ELI5: How come solid state drives (SSDs) are mostly only available at storage spaces of 64, 128, 256gb and hard drives are available at more "rounded" spaces like 150, 500, 600gb, etc.?

From a slightly different angle: hard drives are inherently analog, when the magnetic fields write data onto the disk. There's no particular reason for any particular data size to exist; it's just a basis of how much physical room they have, and how tightly they can write and reliably read their magnetic fields. They're typically trading off speed versus size versus reliability versus cost; improving any one tends to weaken the other three.
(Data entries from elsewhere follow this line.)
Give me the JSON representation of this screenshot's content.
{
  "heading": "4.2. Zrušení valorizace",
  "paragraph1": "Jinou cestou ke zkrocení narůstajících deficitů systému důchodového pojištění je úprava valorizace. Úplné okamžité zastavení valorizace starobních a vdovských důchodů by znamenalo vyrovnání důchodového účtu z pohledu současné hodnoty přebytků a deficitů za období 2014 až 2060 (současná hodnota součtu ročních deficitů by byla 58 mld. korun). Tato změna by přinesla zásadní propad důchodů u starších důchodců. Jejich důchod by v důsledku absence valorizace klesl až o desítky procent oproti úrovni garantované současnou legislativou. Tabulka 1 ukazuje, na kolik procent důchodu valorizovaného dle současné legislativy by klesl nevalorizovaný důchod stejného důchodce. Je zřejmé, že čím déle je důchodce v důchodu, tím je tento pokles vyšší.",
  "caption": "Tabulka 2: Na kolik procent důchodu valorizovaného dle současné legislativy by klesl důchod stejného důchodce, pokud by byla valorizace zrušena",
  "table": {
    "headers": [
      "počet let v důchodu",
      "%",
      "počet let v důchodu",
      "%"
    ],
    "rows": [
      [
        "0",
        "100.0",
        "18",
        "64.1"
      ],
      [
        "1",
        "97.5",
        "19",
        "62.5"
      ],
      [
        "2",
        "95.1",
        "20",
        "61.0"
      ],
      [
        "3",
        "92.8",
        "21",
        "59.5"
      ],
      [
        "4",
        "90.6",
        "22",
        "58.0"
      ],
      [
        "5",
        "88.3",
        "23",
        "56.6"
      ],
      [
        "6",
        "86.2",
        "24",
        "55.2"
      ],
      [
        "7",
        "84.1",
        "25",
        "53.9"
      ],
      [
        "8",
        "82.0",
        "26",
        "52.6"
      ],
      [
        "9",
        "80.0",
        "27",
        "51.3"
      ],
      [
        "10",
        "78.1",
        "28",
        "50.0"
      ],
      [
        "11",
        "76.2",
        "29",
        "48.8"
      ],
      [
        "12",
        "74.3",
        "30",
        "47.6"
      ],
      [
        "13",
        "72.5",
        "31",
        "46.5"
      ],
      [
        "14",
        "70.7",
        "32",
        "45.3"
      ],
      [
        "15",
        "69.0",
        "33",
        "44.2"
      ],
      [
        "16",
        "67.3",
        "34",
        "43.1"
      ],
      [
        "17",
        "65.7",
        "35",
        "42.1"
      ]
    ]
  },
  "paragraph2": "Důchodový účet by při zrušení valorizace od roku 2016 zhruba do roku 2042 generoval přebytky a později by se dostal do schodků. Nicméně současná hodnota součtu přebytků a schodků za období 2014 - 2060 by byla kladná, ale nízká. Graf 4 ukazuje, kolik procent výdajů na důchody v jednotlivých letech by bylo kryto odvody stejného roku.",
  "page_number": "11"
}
They're trying to juggle those three competing priorities, and then come up with products that humans will buy, and they end up going for round numbers to make marketing easier. (ie, 1TB was a really big deal; 980 megabytes is essentially the same thing, but a terabyte is a mental barrier. 980-meg drives wouldn't sell nearly as well as drives just 20 megabytes bigger.)

With memory-based devices, everything is built with transistors, which are on/off devices accessed over a specific kind of data bus. Because they're firmly in the digital domain, they work based on powers of 2. Basically, SSD manufacturers buy memory chips, each of which hold some power-of-two amount, and then group up those chips into a coherent device that looks like a disk drive. For best speed and efficiency (lower cost) they tend to want to fully populate memory buses, so the capacity of a flash drive will nearly always be related to the power of 2 in some way.

The tl;dr: Hard drives are analog, trying to squeeze as many magnetic marks onto a spinning platter as they can. They can be powers-of-anything, since that's not related to how they work or how much space is available. Powers of ten happen to be easy to sell.

Flash drives, being additively constructed, and addressed with digital buses, are easiest to make using powers-of-two.